Sunday, January 23, 2011

Three species of hawk moths in different localities

Caterpillar of the Convolvulus Hawk moth (Agrius convolvuli)
In the past few days I found the caterpillars of three species of hawk moths in different localities around Malta. They belonged to the death’s head hawk moth, the convolvulus hawk moth and the Maltese spurge hawk moth. The first two are the largest moths in the Maltese islands. 

Hawk moths are medium sized to large moths with narrow wings and streamlined abdomens that make it possible for them to fly rapidly and for long distances. Some hawk moths can fly at 50 kilometres per hour and are among the fastest insects.

The convolvulus hawk moth is found throughout Europe and Africa. Its caterpillar (photograph) feeds on bindweeds which are known scientifically as Convolvulaceae hence the English name of this moth. 

In Maltese it is known as baħrija tal-leblieb. Leblieb is bindweed in Maltese. 

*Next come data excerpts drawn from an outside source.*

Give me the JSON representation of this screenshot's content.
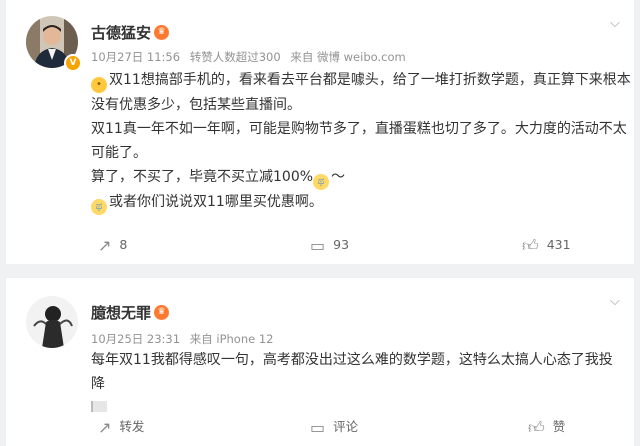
{
  "posts": [
    {
      "author": "古德猛安",
      "badge_icon": "gold-vip-icon",
      "time": "10月27日 11:56",
      "reposts_info": "转赞人数超过300",
      "source": "来自 微博 weibo.com",
      "paragraphs": [
        "双11想搞部手机的，看来看去平台都是噱头，给了一堆打折数学题，真正算下来根本没有优惠多少，包括某些直播间。",
        "双11真一年不如一年啊，可能是购物节多了，直播蛋糕也切了多了。大力度的活动不太可能了。",
        "算了，不买了，毕竟不买立减100%",
        "～",
        "或者你们说说双11哪里买优惠啊。"
      ],
      "actions": {
        "repost": "8",
        "comment": "93",
        "like": "431"
      }
    },
    {
      "author": "臆想无罪",
      "badge_icon": "gold-vip-icon",
      "time": "10月25日 23:31",
      "source": "来自 iPhone 12",
      "text": "每年双11我都得感叹一句，高考都没出过这么难的数学题，这特么太搞人心态了我投降",
      "actions": {
        "repost": "转发",
        "comment": "评论",
        "like": "赞"
      }
    }
  ],
  "colors": {
    "accent": "#ff8200",
    "meta": "#939393",
    "text": "#333333",
    "page_bg": "#f0f1f3"
  }
}
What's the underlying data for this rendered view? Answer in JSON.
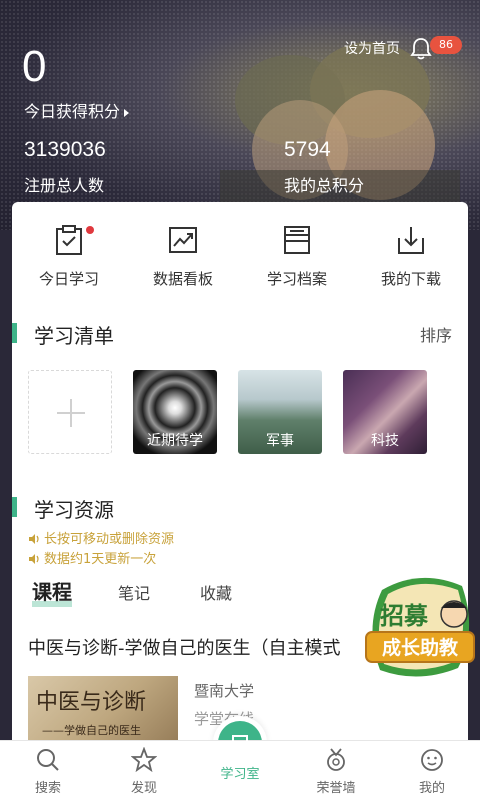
{
  "header": {
    "set_home": "设为首页",
    "notification_count": "86",
    "today_points": "0",
    "today_points_label": "今日获得积分",
    "total_users": "3139036",
    "total_users_label": "注册总人数",
    "my_points": "5794",
    "my_points_label": "我的总积分"
  },
  "quick_actions": [
    {
      "label": "今日学习",
      "icon": "clipboard-check-icon"
    },
    {
      "label": "数据看板",
      "icon": "trend-chart-icon"
    },
    {
      "label": "学习档案",
      "icon": "archive-icon"
    },
    {
      "label": "我的下载",
      "icon": "download-icon"
    }
  ],
  "study_list": {
    "title": "学习清单",
    "sort": "排序",
    "tiles": [
      {
        "caption": "近期待学"
      },
      {
        "caption": "军事"
      },
      {
        "caption": "科技"
      }
    ]
  },
  "resources": {
    "title": "学习资源",
    "hints": [
      "长按可移动或删除资源",
      "数据约1天更新一次"
    ]
  },
  "tabs": [
    {
      "label": "课程",
      "active": true
    },
    {
      "label": "笔记",
      "active": false
    },
    {
      "label": "收藏",
      "active": false
    }
  ],
  "course": {
    "title": "中医与诊断-学做自己的医生（自主模式",
    "thumb_title": "中医与诊断",
    "thumb_subtitle": "——学做自己的医生",
    "school": "暨南大学",
    "platform": "学堂在线"
  },
  "promo": {
    "line1": "招募",
    "line2": "成长助教"
  },
  "bottom_nav": [
    {
      "label": "搜索",
      "icon": "search-icon",
      "active": false
    },
    {
      "label": "发现",
      "icon": "star-icon",
      "active": false
    },
    {
      "label": "学习室",
      "icon": "door-icon",
      "active": true
    },
    {
      "label": "荣誉墙",
      "icon": "medal-icon",
      "active": false
    },
    {
      "label": "我的",
      "icon": "profile-icon",
      "active": false
    }
  ],
  "colors": {
    "accent": "#3eb489",
    "hint": "#c8a23a",
    "badge": "#e8533f"
  }
}
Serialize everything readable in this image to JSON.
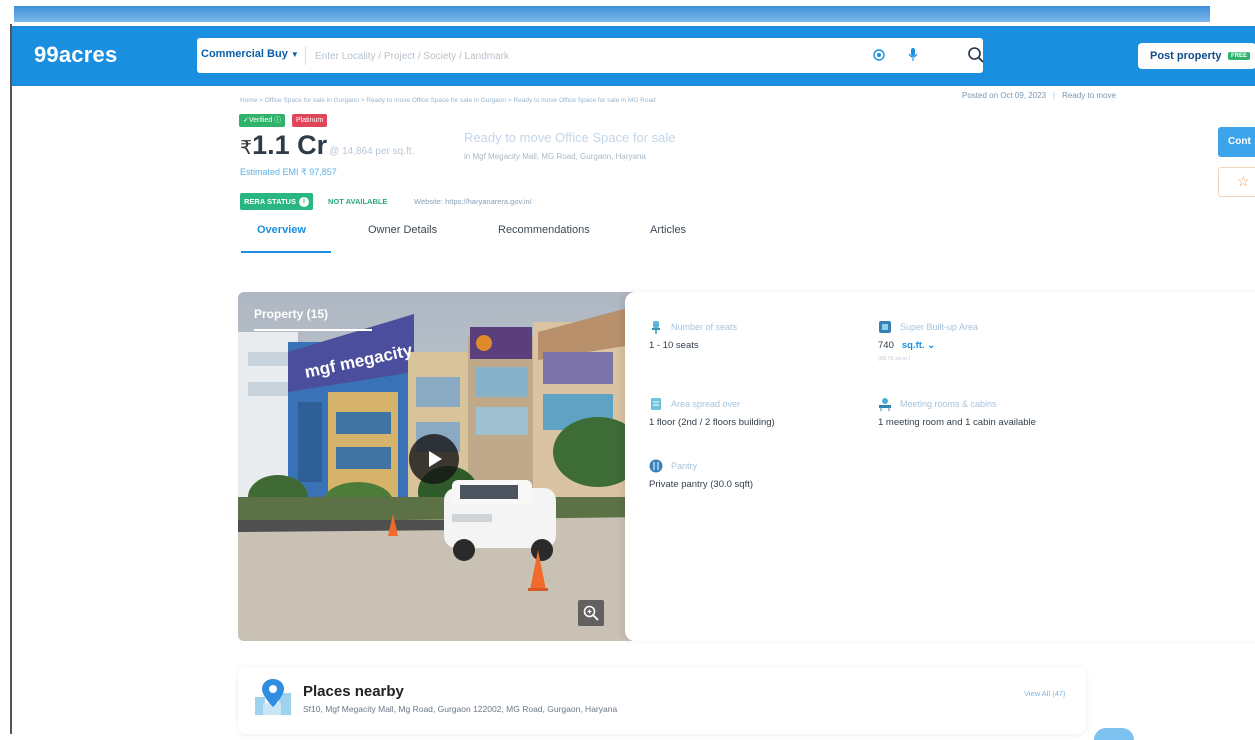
{
  "header": {
    "logo": "99acres",
    "search_type": "Commercial Buy",
    "search_placeholder": "Enter Locality / Project / Society / Landmark",
    "post_property_label": "Post property",
    "post_property_badge": "FREE",
    "icons": [
      "location-icon",
      "mic-icon",
      "search-icon",
      "chevron-down-icon"
    ]
  },
  "breadcrumb": "Home > Office Space for sale in Gurgaon > Ready to move Office Space for sale in Gurgaon > Ready to move Office Space for sale in MG Road",
  "posted": {
    "date": "Posted on Oct 09, 2023",
    "status": "Ready to move"
  },
  "badges": {
    "verified": "Verified",
    "platinum": "Platinum"
  },
  "listing": {
    "currency": "₹",
    "price": "1.1 Cr",
    "price_per_sqft": "@ 14,864 per sq.ft.",
    "title": "Ready to move Office Space for sale",
    "address": "in Mgf Megacity Mall, MG Road, Gurgaon, Haryana",
    "emi": "Estimated EMI ₹ 97,857"
  },
  "rera": {
    "label": "RERA STATUS",
    "status": "NOT AVAILABLE",
    "website": "Website: https://haryanarera.gov.in/"
  },
  "tabs": [
    "Overview",
    "Owner Details",
    "Recommendations",
    "Articles"
  ],
  "media": {
    "label": "Property (15)",
    "building_sign": "mgf megacity"
  },
  "details": {
    "seats": {
      "label": "Number of seats",
      "value": "1 - 10 seats"
    },
    "area": {
      "label": "Super Built-up Area",
      "value": "740",
      "unit": "sq.ft.",
      "sub": "(68.75 sq.m.)"
    },
    "floor": {
      "label": "Area spread over",
      "value": "1 floor (2nd / 2 floors building)"
    },
    "rooms": {
      "label": "Meeting rooms & cabins",
      "value": "1 meeting room and 1 cabin available"
    },
    "pantry": {
      "label": "Pantry",
      "value": "Private pantry (30.0 sqft)"
    }
  },
  "right_rail": {
    "contact_label": "Cont"
  },
  "places_nearby": {
    "title": "Places nearby",
    "address": "Sf10, Mgf Megacity Mall, Mg Road, Gurgaon 122002, MG Road, Gurgaon, Haryana",
    "view_all": "View All (47)"
  },
  "colors": {
    "brand_blue": "#1a8fe0",
    "rera_green": "#28b681",
    "platinum_red": "#e0455a",
    "star_orange": "#f3a35e"
  }
}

The caterpillar of this species, like that of most other hawk moths, has a horn-like structure at the posterior end of its body. It is dark in colour unlike the caterpillars of the two other species I found which are both very brightly coloured. 

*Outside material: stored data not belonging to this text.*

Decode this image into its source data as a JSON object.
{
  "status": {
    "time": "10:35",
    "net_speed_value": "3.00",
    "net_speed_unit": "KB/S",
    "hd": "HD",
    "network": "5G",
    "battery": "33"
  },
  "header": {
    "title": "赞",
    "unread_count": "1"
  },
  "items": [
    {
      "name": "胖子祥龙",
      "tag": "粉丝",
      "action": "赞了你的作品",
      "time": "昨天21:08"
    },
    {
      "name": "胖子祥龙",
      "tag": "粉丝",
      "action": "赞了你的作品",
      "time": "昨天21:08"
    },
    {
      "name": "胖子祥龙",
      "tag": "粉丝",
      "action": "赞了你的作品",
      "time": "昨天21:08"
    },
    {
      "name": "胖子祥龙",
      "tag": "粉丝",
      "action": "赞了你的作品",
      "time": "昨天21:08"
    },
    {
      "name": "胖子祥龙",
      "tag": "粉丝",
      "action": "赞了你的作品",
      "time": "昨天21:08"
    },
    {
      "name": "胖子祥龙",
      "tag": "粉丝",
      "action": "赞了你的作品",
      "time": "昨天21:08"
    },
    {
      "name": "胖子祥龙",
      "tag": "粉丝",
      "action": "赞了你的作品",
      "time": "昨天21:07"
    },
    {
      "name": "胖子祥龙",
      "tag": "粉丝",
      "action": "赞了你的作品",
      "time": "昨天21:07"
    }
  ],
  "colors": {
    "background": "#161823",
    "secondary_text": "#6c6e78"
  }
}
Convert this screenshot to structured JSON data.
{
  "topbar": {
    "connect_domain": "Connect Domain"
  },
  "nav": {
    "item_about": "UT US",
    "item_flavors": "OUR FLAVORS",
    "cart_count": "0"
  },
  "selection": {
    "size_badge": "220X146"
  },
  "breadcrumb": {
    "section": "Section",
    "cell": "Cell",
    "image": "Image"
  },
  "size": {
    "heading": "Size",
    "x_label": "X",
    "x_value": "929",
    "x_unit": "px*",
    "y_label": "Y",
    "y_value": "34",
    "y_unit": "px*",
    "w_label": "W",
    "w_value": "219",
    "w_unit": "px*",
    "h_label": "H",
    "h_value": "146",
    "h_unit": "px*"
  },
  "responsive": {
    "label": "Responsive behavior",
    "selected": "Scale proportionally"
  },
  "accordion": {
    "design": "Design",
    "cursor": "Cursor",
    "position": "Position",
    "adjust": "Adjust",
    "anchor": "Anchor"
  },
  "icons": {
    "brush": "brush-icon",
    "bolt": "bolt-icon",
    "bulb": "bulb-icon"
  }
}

The caterpillar of the convolvulus was crossing a path at Il-Majjistral Park. It was probably searching for a place to pupate. Hawk moths spend the winter months as a pupa.

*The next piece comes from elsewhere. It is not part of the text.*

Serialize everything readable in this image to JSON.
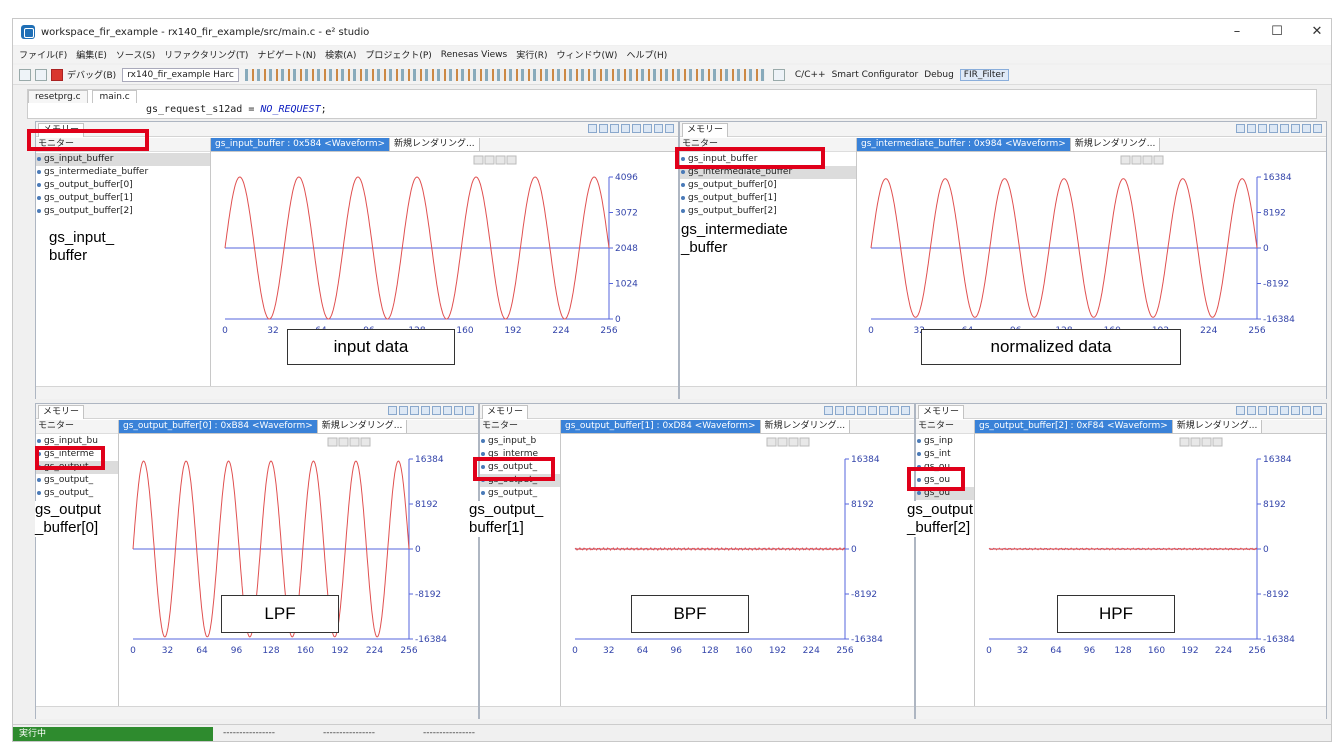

 Before turning into a pupa the caterpillars of these moths burrow into the soil and remain under the surface or in a small chamber until they metamorphose into an adult moth. In topical species the change can take place in about three weeks but in colder parts of the world the adult emerges in spring or summer.

The adult convolvulus moth  is grey with pink, black and white spots on both sides of the abdomen. It spends the day on a wall or tree bark where it can be very well camouflaged. When disturbed it humps its thorax to scare any predator away.